The role OHSU created to manage patient transfers

In 2021, Oregon Health & Sciences University in Portland created the intake hospitalist role, a dedicated position to oversee patient transfers. In the years since, the academic health center has seen patient safety and physician experience improvements, according to a case study published Oct. 18 in NEJM Catalyst.

Prior to this initiative, hospitalists overseeing incoming transfer requests at OHSU were also managing their usual clinical and teaching duties. Oftentimes, transfer patients arrived who were clinically unstable and without proper records. Some arrived seemingly without a need for a higher level of care. In response, the intake hospitalist role was created. 

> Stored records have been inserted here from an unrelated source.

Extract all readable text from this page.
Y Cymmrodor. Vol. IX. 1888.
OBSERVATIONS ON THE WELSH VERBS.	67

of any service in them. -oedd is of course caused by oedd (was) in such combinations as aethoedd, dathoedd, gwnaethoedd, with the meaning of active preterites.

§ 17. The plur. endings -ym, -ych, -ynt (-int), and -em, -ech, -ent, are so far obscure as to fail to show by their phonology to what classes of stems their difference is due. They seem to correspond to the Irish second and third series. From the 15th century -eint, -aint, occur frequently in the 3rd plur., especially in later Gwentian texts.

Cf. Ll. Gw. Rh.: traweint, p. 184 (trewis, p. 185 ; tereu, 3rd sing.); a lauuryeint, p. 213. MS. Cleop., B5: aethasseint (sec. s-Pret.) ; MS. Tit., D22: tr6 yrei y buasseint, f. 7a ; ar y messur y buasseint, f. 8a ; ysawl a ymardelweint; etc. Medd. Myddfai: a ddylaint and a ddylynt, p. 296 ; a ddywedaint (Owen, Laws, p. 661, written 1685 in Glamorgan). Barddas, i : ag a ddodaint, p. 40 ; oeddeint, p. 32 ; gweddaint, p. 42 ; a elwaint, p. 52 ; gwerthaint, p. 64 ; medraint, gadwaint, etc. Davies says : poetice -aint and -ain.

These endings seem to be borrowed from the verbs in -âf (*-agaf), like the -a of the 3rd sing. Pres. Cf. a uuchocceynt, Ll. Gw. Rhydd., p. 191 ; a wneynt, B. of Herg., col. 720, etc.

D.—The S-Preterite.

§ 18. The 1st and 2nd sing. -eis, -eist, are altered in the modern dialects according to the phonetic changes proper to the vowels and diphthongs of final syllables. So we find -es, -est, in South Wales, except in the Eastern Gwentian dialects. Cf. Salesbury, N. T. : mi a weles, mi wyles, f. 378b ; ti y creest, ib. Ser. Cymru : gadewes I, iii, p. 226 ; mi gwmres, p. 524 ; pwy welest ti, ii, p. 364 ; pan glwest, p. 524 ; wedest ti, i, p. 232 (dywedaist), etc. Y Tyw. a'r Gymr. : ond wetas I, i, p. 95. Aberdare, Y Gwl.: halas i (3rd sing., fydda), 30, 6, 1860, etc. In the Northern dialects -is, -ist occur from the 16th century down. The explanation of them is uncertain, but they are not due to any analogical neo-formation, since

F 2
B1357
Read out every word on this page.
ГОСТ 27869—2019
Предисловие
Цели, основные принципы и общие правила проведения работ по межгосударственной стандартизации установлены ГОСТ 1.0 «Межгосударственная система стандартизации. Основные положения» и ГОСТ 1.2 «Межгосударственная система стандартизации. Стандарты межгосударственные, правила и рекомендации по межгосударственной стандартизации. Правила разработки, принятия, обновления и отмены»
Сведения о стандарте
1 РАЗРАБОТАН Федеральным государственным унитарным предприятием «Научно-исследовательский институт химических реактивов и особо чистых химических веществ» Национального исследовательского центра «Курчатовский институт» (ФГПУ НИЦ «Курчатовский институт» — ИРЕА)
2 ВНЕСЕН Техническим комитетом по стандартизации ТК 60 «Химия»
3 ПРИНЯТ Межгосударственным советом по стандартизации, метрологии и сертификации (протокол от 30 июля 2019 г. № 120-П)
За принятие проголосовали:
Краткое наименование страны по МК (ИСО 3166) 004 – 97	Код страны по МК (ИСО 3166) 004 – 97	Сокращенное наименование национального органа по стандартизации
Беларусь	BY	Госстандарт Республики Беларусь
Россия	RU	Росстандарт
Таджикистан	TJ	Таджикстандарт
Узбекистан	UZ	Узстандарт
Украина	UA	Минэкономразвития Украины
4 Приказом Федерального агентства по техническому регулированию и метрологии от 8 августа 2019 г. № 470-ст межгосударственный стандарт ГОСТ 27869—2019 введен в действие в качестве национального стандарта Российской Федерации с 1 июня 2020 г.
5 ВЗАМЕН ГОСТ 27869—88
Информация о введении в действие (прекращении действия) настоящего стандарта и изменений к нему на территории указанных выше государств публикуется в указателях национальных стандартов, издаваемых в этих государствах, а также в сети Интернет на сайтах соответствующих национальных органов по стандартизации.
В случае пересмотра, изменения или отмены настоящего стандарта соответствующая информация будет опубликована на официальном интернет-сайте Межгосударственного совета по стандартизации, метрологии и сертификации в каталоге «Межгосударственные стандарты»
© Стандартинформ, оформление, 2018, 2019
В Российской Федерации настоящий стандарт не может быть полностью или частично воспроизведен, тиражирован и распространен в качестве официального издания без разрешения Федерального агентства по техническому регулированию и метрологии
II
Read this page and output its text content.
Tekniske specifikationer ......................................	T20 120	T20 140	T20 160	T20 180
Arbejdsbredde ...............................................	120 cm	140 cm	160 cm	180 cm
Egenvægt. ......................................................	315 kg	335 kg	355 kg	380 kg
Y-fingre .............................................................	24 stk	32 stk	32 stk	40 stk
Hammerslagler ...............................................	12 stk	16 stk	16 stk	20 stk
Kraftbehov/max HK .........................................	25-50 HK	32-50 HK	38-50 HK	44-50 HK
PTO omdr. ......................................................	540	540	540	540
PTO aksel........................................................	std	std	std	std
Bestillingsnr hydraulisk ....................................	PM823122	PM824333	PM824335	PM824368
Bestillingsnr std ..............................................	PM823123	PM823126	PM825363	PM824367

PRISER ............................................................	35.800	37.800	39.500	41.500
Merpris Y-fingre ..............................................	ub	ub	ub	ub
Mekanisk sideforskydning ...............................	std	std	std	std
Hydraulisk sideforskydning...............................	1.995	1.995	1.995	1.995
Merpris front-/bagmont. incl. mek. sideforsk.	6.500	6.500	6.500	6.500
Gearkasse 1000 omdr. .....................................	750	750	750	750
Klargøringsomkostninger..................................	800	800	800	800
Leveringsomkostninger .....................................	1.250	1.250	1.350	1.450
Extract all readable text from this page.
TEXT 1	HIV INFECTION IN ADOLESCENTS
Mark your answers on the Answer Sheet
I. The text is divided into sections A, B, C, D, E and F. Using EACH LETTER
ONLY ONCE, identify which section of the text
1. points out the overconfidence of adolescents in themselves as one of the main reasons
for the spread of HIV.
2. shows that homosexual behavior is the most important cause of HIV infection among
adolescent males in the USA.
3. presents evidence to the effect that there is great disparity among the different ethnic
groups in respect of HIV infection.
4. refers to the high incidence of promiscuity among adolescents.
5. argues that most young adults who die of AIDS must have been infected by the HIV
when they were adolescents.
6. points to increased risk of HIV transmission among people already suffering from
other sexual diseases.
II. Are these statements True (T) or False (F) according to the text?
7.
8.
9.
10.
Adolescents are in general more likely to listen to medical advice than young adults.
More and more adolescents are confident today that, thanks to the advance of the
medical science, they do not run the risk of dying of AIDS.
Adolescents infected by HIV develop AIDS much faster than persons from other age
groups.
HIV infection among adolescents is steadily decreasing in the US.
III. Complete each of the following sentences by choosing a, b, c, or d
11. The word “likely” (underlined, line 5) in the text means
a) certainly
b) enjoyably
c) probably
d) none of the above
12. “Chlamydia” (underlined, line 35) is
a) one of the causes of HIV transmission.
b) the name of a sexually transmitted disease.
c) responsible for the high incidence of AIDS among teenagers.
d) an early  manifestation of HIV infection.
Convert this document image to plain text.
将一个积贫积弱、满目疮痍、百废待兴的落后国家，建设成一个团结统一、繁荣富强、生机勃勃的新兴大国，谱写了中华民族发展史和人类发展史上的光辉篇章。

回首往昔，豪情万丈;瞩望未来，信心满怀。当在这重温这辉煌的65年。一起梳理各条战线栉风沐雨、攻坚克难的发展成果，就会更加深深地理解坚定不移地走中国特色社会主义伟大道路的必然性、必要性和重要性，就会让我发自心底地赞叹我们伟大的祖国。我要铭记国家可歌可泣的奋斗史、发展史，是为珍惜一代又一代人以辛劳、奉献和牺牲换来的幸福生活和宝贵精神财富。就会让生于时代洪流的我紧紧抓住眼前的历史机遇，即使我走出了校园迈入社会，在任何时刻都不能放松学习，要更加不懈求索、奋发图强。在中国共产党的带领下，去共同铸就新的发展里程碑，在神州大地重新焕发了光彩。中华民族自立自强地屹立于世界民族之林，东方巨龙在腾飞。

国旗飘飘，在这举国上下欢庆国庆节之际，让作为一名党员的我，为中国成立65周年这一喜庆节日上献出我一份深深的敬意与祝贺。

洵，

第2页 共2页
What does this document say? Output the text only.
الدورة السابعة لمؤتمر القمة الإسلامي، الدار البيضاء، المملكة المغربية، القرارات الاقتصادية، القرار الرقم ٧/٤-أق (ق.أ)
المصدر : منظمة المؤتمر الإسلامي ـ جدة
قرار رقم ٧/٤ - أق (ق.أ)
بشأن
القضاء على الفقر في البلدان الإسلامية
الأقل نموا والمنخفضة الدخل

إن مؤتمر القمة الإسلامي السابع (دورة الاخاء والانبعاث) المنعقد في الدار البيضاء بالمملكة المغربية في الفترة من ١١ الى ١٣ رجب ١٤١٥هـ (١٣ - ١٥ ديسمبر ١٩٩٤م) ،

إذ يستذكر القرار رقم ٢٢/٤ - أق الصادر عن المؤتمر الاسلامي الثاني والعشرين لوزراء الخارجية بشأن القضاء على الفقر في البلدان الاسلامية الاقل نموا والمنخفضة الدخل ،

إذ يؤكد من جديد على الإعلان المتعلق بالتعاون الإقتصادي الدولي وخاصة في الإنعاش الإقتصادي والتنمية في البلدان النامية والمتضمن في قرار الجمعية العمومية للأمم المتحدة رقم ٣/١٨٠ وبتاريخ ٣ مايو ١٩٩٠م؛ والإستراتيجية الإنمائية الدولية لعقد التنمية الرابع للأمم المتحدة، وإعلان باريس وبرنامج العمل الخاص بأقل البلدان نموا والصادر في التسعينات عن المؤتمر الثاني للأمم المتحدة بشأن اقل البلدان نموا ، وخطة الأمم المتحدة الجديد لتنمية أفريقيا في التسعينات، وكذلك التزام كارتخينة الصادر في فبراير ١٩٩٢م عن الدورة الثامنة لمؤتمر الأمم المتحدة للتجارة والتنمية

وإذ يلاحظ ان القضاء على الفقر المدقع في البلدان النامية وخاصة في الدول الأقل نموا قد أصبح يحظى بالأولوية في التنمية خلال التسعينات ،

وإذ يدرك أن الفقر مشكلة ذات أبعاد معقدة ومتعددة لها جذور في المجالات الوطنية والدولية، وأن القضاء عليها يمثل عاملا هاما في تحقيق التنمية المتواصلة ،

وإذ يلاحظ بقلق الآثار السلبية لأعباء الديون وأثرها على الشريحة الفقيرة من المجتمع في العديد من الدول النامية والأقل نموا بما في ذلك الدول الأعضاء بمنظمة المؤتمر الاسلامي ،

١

OHSU describes the role as "a dedicated and specially trained hospitalist without other clinical and educational duties, who manages all direct admissions, intrahospital transfers of service, and interhospital transfer requests to the Medicine service," with the overall goal being to improve quality and safety and "accept 'the right patient, at the right time, to the right place.'" 

The authors found having hospitalists fully dedicated to transfers led to improvements in safety, bed utilization and physician experience. When it comes to the cost of the effort, the authors found it was offset through indirect savings created by the backfill of inpatient beds with higher-complexity patients. The model has since been expanded to similar roles within ICUs and pediatrics.